Model Overview
Starling-LM-7B-beta-laser-dpo is a 7 billion parameter language model developed by the Nexusflow Team, fine-tuned from Openchat-3.5-0106 (which is based on Mistral-7B-v0.1). This model utilizes Reinforcement Learning from AI Feedback (RLAIF) with the Nexusflow/Starling-RM-34B reward model and a policy optimization method based on PPO.
Key Differentiators
- Catastrophic Forgetting Prevention: Employs a novel laserRMT-inspired training technique that partially freezes the model. This method is designed to prevent the model from forgetting previously acquired knowledge, which is crucial for teaching specific skills like function calling.
- RLAIF Training: Trained using RLAIF with an upgraded reward model and policy tuning pipeline, leveraging the berkeley-nest/Nectar ranking dataset.
- Performance: Achieves an MT Bench score of 8.12, as evaluated by GPT-4.
Usage Considerations
- Chat Template: Requires the exact chat template as Openchat-3.5-0106 for optimal performance. This includes specific formatting for single-turn, multi-turn, and coding conversations.

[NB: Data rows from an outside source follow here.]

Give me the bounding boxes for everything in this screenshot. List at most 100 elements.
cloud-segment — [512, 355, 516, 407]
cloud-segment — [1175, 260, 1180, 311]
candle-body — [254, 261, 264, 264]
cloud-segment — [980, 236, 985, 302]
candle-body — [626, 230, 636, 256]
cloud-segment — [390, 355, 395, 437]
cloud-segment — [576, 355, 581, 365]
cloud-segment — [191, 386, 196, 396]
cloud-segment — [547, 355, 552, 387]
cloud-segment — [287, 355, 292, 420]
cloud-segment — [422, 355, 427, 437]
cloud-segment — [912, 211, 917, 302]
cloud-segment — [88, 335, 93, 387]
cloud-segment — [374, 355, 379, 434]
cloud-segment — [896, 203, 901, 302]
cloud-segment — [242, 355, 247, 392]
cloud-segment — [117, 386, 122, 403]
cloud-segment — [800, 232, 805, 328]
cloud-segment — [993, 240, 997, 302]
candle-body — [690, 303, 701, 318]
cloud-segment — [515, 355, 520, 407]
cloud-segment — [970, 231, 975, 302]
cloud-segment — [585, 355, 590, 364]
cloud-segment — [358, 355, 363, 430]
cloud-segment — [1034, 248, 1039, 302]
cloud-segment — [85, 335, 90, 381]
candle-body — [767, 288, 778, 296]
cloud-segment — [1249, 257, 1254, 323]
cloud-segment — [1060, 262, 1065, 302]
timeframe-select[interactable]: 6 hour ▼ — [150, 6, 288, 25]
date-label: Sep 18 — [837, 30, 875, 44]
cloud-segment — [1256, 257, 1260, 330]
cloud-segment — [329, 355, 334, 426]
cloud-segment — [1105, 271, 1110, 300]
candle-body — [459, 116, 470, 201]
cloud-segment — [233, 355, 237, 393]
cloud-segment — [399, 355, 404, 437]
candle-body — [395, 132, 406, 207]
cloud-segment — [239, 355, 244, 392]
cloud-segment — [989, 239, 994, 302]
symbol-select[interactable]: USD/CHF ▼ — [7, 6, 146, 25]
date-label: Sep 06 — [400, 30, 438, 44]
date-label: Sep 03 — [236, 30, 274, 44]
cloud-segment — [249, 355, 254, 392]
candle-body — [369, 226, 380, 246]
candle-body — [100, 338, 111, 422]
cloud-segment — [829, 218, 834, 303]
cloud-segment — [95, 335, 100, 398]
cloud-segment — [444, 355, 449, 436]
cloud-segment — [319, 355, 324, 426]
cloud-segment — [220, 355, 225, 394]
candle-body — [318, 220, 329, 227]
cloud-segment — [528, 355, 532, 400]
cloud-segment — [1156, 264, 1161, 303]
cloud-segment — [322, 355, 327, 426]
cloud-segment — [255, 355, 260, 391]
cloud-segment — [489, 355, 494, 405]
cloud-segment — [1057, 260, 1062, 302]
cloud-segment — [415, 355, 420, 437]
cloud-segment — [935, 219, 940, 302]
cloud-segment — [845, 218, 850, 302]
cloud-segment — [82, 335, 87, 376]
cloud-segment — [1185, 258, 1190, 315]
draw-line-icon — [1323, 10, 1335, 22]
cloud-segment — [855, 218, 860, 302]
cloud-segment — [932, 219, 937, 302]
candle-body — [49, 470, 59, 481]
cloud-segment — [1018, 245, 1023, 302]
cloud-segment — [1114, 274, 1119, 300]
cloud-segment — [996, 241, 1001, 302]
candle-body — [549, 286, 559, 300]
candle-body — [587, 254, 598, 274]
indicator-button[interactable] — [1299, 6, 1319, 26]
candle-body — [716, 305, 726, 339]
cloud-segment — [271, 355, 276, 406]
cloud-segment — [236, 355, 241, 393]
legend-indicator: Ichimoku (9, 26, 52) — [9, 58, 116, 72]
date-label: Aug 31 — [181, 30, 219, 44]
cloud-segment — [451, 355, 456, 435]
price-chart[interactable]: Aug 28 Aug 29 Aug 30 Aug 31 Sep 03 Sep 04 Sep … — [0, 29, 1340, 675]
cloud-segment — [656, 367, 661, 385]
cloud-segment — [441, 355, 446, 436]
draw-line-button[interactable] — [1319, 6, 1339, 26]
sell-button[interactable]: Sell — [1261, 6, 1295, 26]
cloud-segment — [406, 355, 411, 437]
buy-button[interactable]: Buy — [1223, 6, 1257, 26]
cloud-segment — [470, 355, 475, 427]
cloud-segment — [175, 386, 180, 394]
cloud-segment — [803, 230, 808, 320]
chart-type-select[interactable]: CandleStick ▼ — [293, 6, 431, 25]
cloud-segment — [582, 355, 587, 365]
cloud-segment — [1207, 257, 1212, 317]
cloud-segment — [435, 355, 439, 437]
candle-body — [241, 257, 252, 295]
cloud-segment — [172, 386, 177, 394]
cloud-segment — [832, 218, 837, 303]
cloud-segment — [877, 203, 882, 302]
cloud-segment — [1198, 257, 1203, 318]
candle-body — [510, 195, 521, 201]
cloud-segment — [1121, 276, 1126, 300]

- Verbosity: Model output can be verbose in rare cases; setting
temperature = 0 is suggested to mitigate this.
Good For
- Applications requiring a 7B parameter model with enhanced helpfulness and reduced harmlessness.
- Scenarios where preventing catastrophic forgetting of specific learned skills (e.g., function calling) is critical.
- Developers familiar with the Openchat-3.5-0106 chat template and usage patterns.